Could this mean that the “music” itself is secondary to the sympathetic effect of hearing a human voice? Most of the “background” music I hear includes conventional vocals of one sort or another; maybe that, and not the characteristics we’d consider strictly “musical,” is what makes it such an agreeable companion. Even though my goal is not to create background music of the sort that fills my day, I wonder what this discovery might indicate about the way I really understand music (as opposed to the way I should).
It may be time to seriously reevaluate my priorities as a composer, in terms of my deployment of “information carriers”—musical and textual.
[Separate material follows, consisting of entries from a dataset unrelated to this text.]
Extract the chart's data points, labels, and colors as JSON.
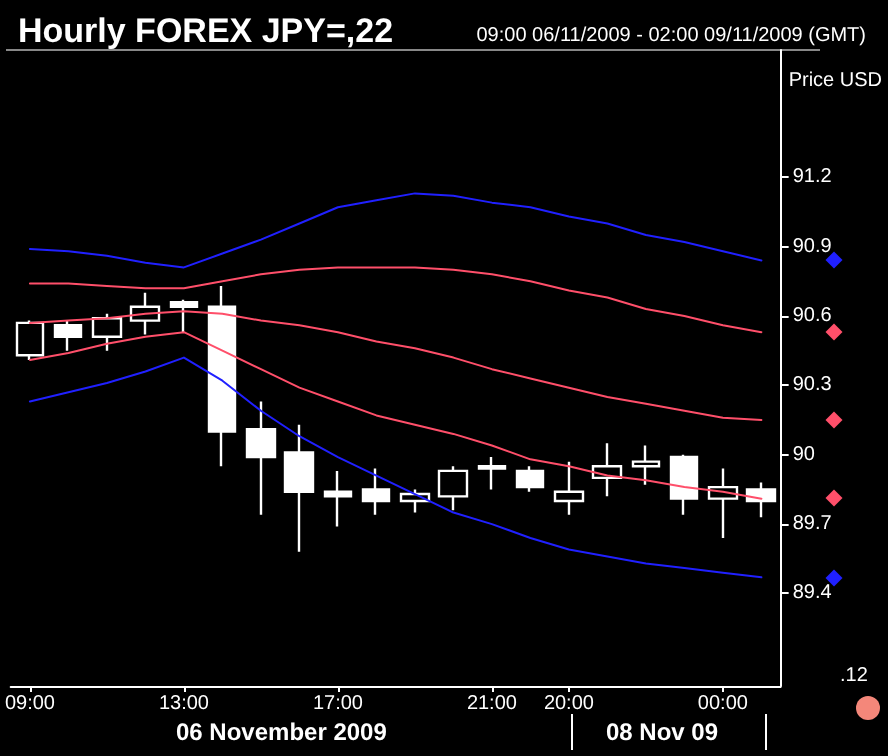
{
  "chart_data": {
    "type": "candlestick",
    "title": "Hourly FOREX JPY=,22",
    "subtitle": "09:00 06/11/2009 - 02:00 09/11/2009 (GMT)",
    "ylabel": "Price USD",
    "categories": [
      "09:00",
      null,
      null,
      null,
      "13:00",
      null,
      null,
      null,
      "17:00",
      null,
      null,
      null,
      "21:00",
      null,
      "20:00",
      null,
      null,
      null,
      "00:00",
      null
    ],
    "ohlc": [
      [
        90.43,
        90.58,
        90.41,
        90.57
      ],
      [
        90.56,
        90.58,
        90.45,
        90.51
      ],
      [
        90.51,
        90.61,
        90.45,
        90.59
      ],
      [
        90.58,
        90.7,
        90.52,
        90.64
      ],
      [
        90.66,
        90.67,
        90.53,
        90.64
      ],
      [
        90.64,
        90.73,
        89.95,
        90.1
      ],
      [
        90.11,
        90.23,
        89.74,
        89.99
      ],
      [
        90.01,
        90.13,
        89.58,
        89.84
      ],
      [
        89.84,
        89.93,
        89.69,
        89.82
      ],
      [
        89.85,
        89.94,
        89.74,
        89.8
      ],
      [
        89.8,
        89.85,
        89.75,
        89.83
      ],
      [
        89.82,
        89.95,
        89.76,
        89.93
      ],
      [
        89.95,
        89.99,
        89.85,
        89.94
      ],
      [
        89.93,
        89.95,
        89.84,
        89.86
      ],
      [
        89.8,
        89.97,
        89.74,
        89.84
      ],
      [
        89.9,
        90.05,
        89.82,
        89.95
      ],
      [
        89.95,
        90.04,
        89.87,
        89.97
      ],
      [
        89.99,
        90.0,
        89.74,
        89.81
      ],
      [
        89.81,
        89.94,
        89.64,
        89.86
      ],
      [
        89.85,
        89.88,
        89.73,
        89.8
      ]
    ],
    "series": [
      {
        "type": "line",
        "color": "#2020ff",
        "values": [
          90.89,
          90.88,
          90.86,
          90.83,
          90.81,
          90.87,
          90.93,
          91.0,
          91.07,
          91.1,
          91.13,
          91.12,
          91.09,
          91.07,
          91.03,
          91.0,
          90.95,
          90.92,
          90.88,
          90.84
        ]
      },
      {
        "type": "line",
        "color": "#ff4f6a",
        "values": [
          90.74,
          90.74,
          90.73,
          90.72,
          90.72,
          90.75,
          90.78,
          90.8,
          90.81,
          90.81,
          90.81,
          90.8,
          90.78,
          90.75,
          90.71,
          90.68,
          90.63,
          90.6,
          90.56,
          90.53
        ]
      },
      {
        "type": "line",
        "color": "#ff4f6a",
        "values": [
          90.57,
          90.58,
          90.59,
          90.61,
          90.62,
          90.61,
          90.58,
          90.56,
          90.53,
          90.49,
          90.46,
          90.42,
          90.37,
          90.33,
          90.29,
          90.25,
          90.22,
          90.19,
          90.16,
          90.15
        ]
      },
      {
        "type": "line",
        "color": "#ff4f6a",
        "values": [
          90.41,
          90.44,
          90.48,
          90.51,
          90.53,
          90.45,
          90.37,
          90.29,
          90.23,
          90.17,
          90.13,
          90.09,
          90.04,
          89.98,
          89.95,
          89.91,
          89.89,
          89.86,
          89.84,
          89.81
        ]
      },
      {
        "type": "line",
        "color": "#2020ff",
        "values": [
          90.23,
          90.27,
          90.31,
          90.36,
          90.42,
          90.32,
          90.19,
          90.08,
          89.99,
          89.91,
          89.83,
          89.75,
          89.7,
          89.64,
          89.59,
          89.56,
          89.53,
          89.51,
          89.49,
          89.47
        ]
      }
    ],
    "ylim": [
      89.0,
      91.75
    ],
    "yticks": [
      89.4,
      89.7,
      90,
      90.3,
      90.6,
      90.9,
      91.2
    ],
    "grid": false,
    "marker": "none",
    "line_style": "solid",
    "annotations": [
      "06 November 2009",
      "08 Nov 09",
      ".12"
    ]
  }
}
I don’t have many pieces that present a text, but most of my pieces arise from ideas that can be verbally articulated. Moreover, having been a singer for some years, I’m aware of the special status the voice enjoys among instruments—it’s the only instrument that all of us own, after all. Although I’m scandalized to learn that I can be placated by Howard Zinn, Diane Rehm, or Stephen Fry almost as well as by my favorite vernacular musicians, I’m hoping that some previously overlooked compositional avenues might be visible now that the use of my own perceptual apparatus is a bit clearer to me.